Seit jeher hat uns das Land, auf dem wir leben, geformt. Es hat die Kriege, die Macht, die Politik und die gesellschaftliche Entwicklung der Völker geformt, die mittlerweile nahezu jeden Teil der Erde bewohnen. Technologien überwinden scheinbar die mentalen wie räumlichen Entfernungen zwischen uns, sodass leicht vergessen wird, dass das Land, in dem wir leben, arbeiten und unsere Kinder aufziehen, höchst bedeutsam ist und dass die Entscheidungen derer, die die sieben Milliarden Bewohner dieses Planeten führen, in gewissem Maße schon immer durch die Flüsse, Berge, Wüsten, Seen und Meere, die uns alle eingrenzen, geformt werden.

Klima und Landschaft sind politische Faktoren

Es gibt keinen einzelnen geographischen Faktor, der wichtiger ist als irgendein anderer. Berge sind nicht wichtiger als Wüsten, Flüsse nicht wichtiger als Dschungel. In den unterschiedlichen Gebieten der Erde sind es unterschiedliche geographische Merkmale, die zu den dominanten Faktoren gehören, die bestimmen, was Menschen tun können und was nicht.

Allgemein gesagt: Geopolitik zeigt auf, wie internationale Angelegenheiten vor dem Hintergrund geographischer Faktoren zu verstehen sind. Dabei geht es nicht nur um die tatsächliche Landschaft – die natürlichen Barrieren durch Berge oder die Verbindungen durch Flusssysteme beispielsweise –, sondern auch um Klima, Demographie, Kulturregionen und den Zugang zu natürlichen Ressourcen. Solche Faktoren können erhebliche Auswirkungen auf viele Bereiche unserer Zivilisation haben, von politischen und militärischen Strategien bis hin zur Entwicklung der menschlichen Gesellschaft samt Sprache, Handel und Religion.

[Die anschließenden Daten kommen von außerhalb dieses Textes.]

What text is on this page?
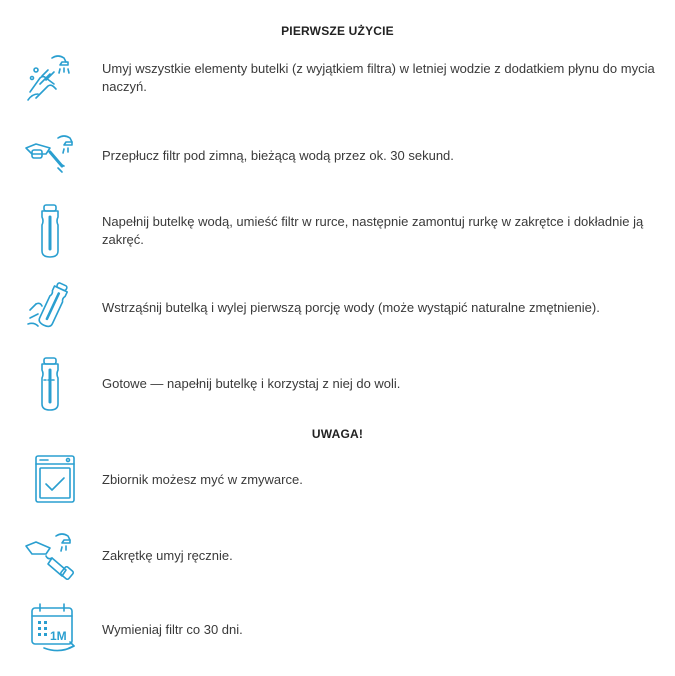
PIERWSZE UŻYCIE
Umyj wszystkie elementy butelki (z wyjątkiem filtra) w letniej wodzie z dodatkiem płynu do mycia naczyń.
Przepłucz filtr pod zimną, bieżącą wodą przez ok. 30 sekund.
Napełnij butelkę wodą, umieść filtr w rurce, następnie zamontuj rurkę w zakrętce i dokładnie ją zakręć.
Wstrząśnij butelką i wylej pierwszą porcję wody (może wystąpić naturalne zmętnienie).
Gotowe — napełnij butelkę i korzystaj z niej do woli.
UWAGA!
Zbiornik możesz myć w zmywarce.
Zakrętkę umyj ręcznie.
1M	Wymieniaj filtr co 30 dni.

Die physischen Realitäten, die der nationalen und internationalen Politik zugrunde liegen, werden zu oft außer Acht gelassen – sowohl bei der Geschichtsschreibung als auch bei der aktuellen Berichterstattung aus aller Welt. Geographie ist eindeutig ein grundlegender Teil des „Warum“ und auch des „Was“. Sie ist vielleicht nicht der bestimmende Faktor, aber ganz sicher jener, der am häufigsten übersehen wird.

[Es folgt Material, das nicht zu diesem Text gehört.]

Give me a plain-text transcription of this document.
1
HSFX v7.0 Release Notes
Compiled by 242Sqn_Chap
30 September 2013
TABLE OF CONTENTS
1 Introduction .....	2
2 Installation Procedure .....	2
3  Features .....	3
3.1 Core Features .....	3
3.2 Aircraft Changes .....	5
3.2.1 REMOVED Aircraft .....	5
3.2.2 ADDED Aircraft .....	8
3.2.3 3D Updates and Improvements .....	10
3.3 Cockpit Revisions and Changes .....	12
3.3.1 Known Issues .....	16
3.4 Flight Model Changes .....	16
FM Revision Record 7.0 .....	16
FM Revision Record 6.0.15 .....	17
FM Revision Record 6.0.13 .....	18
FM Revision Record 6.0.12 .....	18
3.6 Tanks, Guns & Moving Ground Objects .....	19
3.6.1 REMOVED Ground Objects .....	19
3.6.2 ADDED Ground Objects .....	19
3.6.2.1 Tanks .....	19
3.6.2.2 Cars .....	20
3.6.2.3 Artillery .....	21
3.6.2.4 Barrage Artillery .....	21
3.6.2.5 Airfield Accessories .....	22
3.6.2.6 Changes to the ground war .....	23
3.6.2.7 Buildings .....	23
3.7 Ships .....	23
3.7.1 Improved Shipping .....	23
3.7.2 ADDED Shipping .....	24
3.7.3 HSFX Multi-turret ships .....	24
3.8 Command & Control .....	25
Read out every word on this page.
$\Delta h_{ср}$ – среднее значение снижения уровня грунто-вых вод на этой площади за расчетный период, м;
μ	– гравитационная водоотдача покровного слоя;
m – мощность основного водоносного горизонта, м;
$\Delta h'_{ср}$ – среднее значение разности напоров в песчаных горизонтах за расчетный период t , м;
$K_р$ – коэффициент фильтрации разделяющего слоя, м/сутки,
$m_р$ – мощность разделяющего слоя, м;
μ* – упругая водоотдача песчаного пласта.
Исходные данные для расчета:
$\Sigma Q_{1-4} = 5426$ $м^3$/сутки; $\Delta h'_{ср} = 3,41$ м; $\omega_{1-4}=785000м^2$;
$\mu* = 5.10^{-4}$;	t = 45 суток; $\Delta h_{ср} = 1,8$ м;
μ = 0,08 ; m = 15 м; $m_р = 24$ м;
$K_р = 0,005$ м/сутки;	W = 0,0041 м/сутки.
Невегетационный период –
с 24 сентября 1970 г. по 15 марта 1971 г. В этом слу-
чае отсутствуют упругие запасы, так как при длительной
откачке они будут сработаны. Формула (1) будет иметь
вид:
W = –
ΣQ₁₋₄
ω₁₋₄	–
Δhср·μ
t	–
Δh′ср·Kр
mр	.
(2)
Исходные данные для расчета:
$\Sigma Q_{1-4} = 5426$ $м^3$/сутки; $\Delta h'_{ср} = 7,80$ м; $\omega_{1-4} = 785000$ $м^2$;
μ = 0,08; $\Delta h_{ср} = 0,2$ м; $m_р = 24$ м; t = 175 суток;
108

Nehmen wir zum Beispiel China und Indien: zwei gewaltige Länder mit einer riesigen Bevölkerung, die eine sehr lange gemeinsame Grenze haben, aber weder politisch noch kulturell auf einer Linie sind. Es würde also nicht überraschen, wenn sich diese beiden Giganten mehrere Kriege geliefert hätten – doch das haben sie, abgesehen von einer einen Monat dauernden Auseinandersetzung 1962, nicht getan. Warum? Weil zwischen ihnen die höchste Gebirgskette der Welt liegt und es praktisch unmöglich ist, mit großen Militärkolonnen durch oder über den Himalaja vorzustoßen. Mit immer ausgefeilteren Technologien werden natürlich auch Möglichkeiten eröffnet, dieses Hindernis zu überwinden, aber die physische Barriere bleibt eine Abschreckung. Deshalb konzentrieren sich beide Länder bei ihrer Außenpolitik auf andere Regionen, während sie einander argwöhnisch im Auge behalten.

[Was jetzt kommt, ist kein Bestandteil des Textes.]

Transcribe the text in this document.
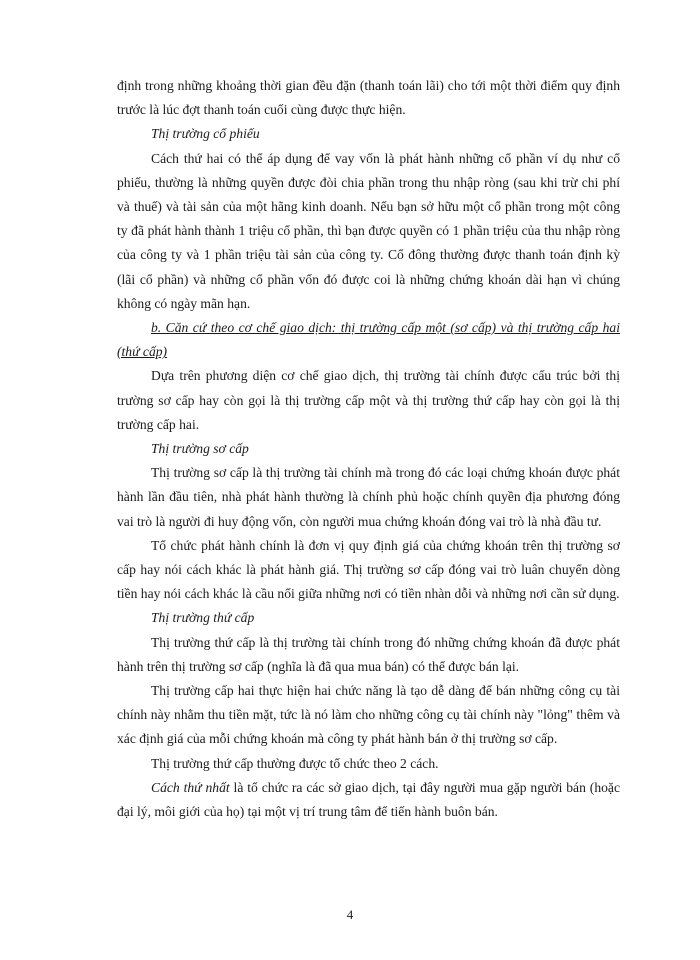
định trong những khoảng thời gian đều đặn (thanh toán lãi) cho tới một thời điểm quy định trước là lúc đợt thanh toán cuối cùng được thực hiện.

Thị trường cổ phiếu

Cách thứ hai có thể áp dụng để vay vốn là phát hành những cổ phần ví dụ như cổ phiếu, thường là những quyền được đòi chia phần trong thu nhập ròng (sau khi trừ chi phí và thuế) và tài sản của một hãng kinh doanh. Nếu bạn sở hữu một cổ phần trong một công ty đã phát hành thành 1 triệu cổ phần, thì bạn được quyền có 1 phần triệu của thu nhập ròng của công ty và 1 phần triệu tài sản của công ty. Cổ đông thường được thanh toán định kỳ (lãi cổ phần) và những cổ phần vốn đó được coi là những chứng khoán dài hạn vì chúng không có ngày mãn hạn.

b. Căn cứ theo cơ chế giao dịch: thị trường cấp một (sơ cấp) và thị trường cấp hai (thứ cấp)

Dựa trên phương diện cơ chế giao dịch, thị trường tài chính được cấu trúc bởi thị trường sơ cấp hay còn gọi là thị trường cấp một và thị trường thứ cấp hay còn gọi là thị trường cấp hai.

Thị trường sơ cấp

Thị trường sơ cấp là thị trường tài chính mà trong đó các loại chứng khoán được phát hành lần đầu tiên, nhà phát hành thường là chính phủ hoặc chính quyền địa phương đóng vai trò là người đi huy động vốn, còn người mua chứng khoán đóng vai trò là nhà đầu tư.

Tổ chức phát hành chính là đơn vị quy định giá của chứng khoán trên thị trường sơ cấp hay nói cách khác là phát hành giá. Thị trường sơ cấp đóng vai trò luân chuyển dòng tiền hay nói cách khác là cầu nối giữa những nơi có tiền nhàn dỗi và những nơi cần sử dụng.

Thị trường thứ cấp

Thị trường thứ cấp là thị trường tài chính trong đó những chứng khoán đã được phát hành trên thị trường sơ cấp (nghĩa là đã qua mua bán) có thể được bán lại.

Thị trường cấp hai thực hiện hai chức năng là tạo dễ dàng để bán những công cụ tài chính này nhằm thu tiền mặt, tức là nó làm cho những công cụ tài chính này "lỏng" thêm và xác định giá của mỗi chứng khoán mà công ty phát hành bán ở thị trường sơ cấp.

Thị trường thứ cấp thường được tổ chức theo 2 cách.

Cách thứ nhất là tổ chức ra các sở giao dịch, tại đây người mua gặp người bán (hoặc đại lý, môi giới của họ) tại một vị trí trung tâm để tiến hành buôn bán.

4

Hindukusch, Himalaya oder der Fluss Ibar setzen der Kriegsführung natürliche Grenzen

Einzelne Führungspersönlichkeiten, Vorstellungen, Technologien und andere Faktoren spielen alle eine Rolle bei der Ausformung von Ereignissen, aber sie sind vergänglich. Jede neue Generation steht wiederum vor der physischen Blockade, die Hindukusch und Himalaja darstellen. Das Gleiche gilt für die Herausforderungen durch die Regenzeit und die Nachteile aufgrund des beschränkten Zugangs zu Bodenschätzen oder Nahrungsquellen. Mein Interesse an diesem Thema wurde geweckt, als ich in den 1990ern über die Kriege auf dem Balkan berichtete. Ich konnte aus nächster Nähe beobachten, wie die Führer verschiedener Völker, seien es Serben, Kroaten oder Bosnier, ihre „Stämme“ in dieser von Vielfalt gekennzeichneten Region mit voller Absicht an alte Spaltungen und ein uraltes Misstrauen erinnerten. Sobald es ihnen gelungen war, die Völker auseinanderzubringen, war es ein Leichtes, sie gegeneinander aufzubringen.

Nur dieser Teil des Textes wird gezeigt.